Il faut faire savoir que «La fréquence des livraisons de vaccins vers les pays est incertaine à court ou moyen terme». Et que «les pays recevant moins de doses que nécessaire pour vacciner complètement l’ensemble des groupes hautement prioritaires auront à trouver le juste équilibre entre les objectifs-clés ci-après : 1) maximiser l’immunité contre la COVID-19 dans les groupes les plus prioritaires ; 2) administrer au moins une dose de vaccin anti-COVID19 à un maximum de personnes faisant partie d’un maximum de groupes prioritaires, le plus rapidement possible ; 3) Administrer totalement toutes les doses disponibles avant la date de péremption du lot de vaccins.

IEC devrait pouvoir signifier «Information Et Confiance». Le rapport bénéfice-risque reste favorable, dit-on, mais on ne doit pas occulter que le Danemark, la Norvège et l’Islande avaient suspendu l’administration de l’AstraZeneca, le 11 mars 2021. Pourquoi ? L’absence de réponse absolue, parce que scientifique, relève du même «Pari sur l’inconnu face au Covid» évoqué au tout début.

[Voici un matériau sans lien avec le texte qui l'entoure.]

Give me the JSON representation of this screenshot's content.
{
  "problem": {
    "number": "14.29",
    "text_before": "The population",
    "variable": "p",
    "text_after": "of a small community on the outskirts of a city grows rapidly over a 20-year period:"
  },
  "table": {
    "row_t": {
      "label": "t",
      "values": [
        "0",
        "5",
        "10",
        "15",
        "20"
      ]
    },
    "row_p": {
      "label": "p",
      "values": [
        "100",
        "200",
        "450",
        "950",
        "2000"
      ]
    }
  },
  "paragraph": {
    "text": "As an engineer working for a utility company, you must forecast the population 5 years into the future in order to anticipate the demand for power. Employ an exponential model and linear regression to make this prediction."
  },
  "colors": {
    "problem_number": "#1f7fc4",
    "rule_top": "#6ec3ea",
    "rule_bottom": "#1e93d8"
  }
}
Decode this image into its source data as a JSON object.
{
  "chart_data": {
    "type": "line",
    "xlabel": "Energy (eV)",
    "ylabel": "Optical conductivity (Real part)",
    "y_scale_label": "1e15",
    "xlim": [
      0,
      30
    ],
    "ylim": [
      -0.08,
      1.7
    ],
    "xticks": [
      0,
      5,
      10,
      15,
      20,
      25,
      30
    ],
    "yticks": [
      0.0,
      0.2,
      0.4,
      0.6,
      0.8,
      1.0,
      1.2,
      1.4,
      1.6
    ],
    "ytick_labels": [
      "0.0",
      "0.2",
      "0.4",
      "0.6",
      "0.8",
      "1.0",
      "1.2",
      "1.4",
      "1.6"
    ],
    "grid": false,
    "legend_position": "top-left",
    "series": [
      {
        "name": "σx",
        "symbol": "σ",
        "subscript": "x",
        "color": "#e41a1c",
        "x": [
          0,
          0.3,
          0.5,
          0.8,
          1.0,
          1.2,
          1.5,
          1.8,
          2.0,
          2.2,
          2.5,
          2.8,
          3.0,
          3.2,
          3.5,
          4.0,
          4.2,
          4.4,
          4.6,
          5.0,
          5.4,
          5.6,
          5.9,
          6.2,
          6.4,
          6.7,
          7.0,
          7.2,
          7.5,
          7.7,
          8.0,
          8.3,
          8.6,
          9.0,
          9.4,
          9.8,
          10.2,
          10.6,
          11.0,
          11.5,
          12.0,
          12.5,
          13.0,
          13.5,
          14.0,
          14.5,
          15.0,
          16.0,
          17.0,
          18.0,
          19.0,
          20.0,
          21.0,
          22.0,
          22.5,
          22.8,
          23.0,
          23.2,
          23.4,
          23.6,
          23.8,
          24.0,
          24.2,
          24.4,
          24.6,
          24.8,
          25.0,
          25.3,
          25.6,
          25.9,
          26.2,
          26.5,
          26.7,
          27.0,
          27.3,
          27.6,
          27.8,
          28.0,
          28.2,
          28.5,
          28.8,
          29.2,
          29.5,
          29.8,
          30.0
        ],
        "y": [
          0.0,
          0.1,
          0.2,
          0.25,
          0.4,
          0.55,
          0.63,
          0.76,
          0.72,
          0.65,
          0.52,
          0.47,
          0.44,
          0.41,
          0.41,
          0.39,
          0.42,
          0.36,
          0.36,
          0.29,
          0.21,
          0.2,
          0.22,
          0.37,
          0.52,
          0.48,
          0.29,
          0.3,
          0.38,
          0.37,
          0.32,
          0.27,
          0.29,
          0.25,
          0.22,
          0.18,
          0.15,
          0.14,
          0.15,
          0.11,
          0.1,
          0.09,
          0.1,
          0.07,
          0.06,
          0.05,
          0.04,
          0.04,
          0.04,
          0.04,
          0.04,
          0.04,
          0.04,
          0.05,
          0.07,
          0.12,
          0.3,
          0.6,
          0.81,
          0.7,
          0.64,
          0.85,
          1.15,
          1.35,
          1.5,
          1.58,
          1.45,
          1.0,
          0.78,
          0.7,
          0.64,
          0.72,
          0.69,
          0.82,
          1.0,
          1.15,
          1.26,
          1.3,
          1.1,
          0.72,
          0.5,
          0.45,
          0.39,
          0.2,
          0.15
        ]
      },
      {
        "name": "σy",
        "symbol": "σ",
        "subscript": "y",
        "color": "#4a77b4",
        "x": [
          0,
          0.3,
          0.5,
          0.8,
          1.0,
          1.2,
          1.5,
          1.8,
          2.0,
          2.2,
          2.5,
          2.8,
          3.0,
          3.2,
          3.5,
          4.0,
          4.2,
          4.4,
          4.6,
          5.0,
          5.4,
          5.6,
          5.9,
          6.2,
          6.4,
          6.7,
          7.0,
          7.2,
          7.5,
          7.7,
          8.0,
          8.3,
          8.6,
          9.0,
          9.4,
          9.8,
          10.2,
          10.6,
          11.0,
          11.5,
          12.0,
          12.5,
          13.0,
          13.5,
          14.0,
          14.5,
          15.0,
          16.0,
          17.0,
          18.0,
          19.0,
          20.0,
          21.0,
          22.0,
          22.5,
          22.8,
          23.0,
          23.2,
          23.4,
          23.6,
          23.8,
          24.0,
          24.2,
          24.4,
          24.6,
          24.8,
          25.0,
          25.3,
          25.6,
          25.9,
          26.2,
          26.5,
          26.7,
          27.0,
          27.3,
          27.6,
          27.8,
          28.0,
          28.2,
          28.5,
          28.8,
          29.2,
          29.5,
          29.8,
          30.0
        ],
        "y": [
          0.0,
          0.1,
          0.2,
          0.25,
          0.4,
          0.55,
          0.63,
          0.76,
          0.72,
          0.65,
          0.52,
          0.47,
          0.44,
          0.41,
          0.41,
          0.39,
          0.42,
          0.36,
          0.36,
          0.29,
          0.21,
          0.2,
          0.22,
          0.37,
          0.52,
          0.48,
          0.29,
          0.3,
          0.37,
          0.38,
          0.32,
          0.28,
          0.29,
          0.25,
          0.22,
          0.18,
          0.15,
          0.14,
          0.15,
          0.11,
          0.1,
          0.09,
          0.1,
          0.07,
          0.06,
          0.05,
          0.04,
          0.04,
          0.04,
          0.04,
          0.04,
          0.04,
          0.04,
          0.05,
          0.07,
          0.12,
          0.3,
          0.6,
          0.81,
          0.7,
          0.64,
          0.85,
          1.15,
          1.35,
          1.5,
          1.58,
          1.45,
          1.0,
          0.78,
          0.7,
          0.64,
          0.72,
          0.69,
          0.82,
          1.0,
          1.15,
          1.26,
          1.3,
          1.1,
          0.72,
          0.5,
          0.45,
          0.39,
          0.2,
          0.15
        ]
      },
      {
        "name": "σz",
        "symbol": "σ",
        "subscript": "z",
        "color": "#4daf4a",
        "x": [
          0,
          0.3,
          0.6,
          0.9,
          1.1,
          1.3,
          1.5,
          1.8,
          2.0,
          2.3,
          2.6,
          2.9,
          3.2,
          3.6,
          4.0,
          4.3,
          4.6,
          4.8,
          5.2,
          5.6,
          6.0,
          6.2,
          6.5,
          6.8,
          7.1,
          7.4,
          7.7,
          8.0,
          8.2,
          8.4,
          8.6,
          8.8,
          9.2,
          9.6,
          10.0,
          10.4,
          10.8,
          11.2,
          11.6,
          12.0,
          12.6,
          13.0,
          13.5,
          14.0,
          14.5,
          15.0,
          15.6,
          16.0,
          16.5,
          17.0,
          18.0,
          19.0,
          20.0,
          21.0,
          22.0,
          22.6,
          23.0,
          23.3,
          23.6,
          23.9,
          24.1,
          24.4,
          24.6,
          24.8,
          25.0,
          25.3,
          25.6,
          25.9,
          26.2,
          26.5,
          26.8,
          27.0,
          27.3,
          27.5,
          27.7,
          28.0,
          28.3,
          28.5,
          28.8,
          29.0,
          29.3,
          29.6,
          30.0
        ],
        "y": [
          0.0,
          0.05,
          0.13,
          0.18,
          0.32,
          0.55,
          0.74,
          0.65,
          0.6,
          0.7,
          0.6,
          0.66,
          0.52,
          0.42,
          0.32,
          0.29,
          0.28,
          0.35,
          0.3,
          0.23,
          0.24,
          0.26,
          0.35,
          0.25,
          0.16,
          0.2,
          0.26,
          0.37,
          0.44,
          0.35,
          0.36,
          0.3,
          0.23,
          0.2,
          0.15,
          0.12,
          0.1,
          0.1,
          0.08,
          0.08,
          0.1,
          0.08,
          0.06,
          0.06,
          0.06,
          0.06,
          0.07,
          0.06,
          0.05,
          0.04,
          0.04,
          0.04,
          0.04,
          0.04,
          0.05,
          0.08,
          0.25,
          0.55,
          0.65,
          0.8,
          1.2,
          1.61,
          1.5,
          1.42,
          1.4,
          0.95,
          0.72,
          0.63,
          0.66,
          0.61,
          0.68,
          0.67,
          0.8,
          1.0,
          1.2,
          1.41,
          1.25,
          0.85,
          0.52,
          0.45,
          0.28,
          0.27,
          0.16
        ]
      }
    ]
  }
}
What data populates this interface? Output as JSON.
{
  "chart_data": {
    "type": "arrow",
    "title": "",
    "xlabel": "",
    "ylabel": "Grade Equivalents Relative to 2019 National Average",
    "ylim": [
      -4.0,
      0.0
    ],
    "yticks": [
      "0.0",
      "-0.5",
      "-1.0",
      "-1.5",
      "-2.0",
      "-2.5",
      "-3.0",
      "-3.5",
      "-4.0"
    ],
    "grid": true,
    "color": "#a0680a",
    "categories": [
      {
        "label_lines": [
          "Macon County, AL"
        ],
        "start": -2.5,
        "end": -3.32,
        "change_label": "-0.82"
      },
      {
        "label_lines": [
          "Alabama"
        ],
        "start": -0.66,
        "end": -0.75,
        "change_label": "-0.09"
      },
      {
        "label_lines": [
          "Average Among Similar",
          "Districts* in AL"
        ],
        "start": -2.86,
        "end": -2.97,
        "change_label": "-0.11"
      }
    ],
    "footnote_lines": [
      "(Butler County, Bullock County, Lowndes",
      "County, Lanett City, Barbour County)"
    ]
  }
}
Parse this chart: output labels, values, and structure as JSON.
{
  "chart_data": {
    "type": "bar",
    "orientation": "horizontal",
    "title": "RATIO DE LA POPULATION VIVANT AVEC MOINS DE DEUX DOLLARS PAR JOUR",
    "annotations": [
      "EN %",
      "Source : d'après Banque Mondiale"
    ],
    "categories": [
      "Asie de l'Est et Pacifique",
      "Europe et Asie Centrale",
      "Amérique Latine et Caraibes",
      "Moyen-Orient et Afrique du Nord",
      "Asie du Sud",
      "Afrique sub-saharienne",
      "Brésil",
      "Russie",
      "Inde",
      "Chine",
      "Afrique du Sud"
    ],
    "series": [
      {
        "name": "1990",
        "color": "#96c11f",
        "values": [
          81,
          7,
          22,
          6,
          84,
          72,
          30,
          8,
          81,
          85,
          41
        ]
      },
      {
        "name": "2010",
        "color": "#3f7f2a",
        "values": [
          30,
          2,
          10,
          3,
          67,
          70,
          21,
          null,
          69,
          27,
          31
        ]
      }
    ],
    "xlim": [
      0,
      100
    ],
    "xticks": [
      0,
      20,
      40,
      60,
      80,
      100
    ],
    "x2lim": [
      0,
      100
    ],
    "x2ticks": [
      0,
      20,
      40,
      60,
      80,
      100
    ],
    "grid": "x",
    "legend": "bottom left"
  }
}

Le SAGE (Groupe stratégique consultatif d’experts de l’OMS) recommande bien au GTCNV (Groupe technique consultatif national sur la vaccination) d’informer au moins sur l’efficacité du vaccin et des détails sur la date probable d’administration de la seconde dose. Et traiter en adulte une opinion qu’il est contre-productif d’infantiliser.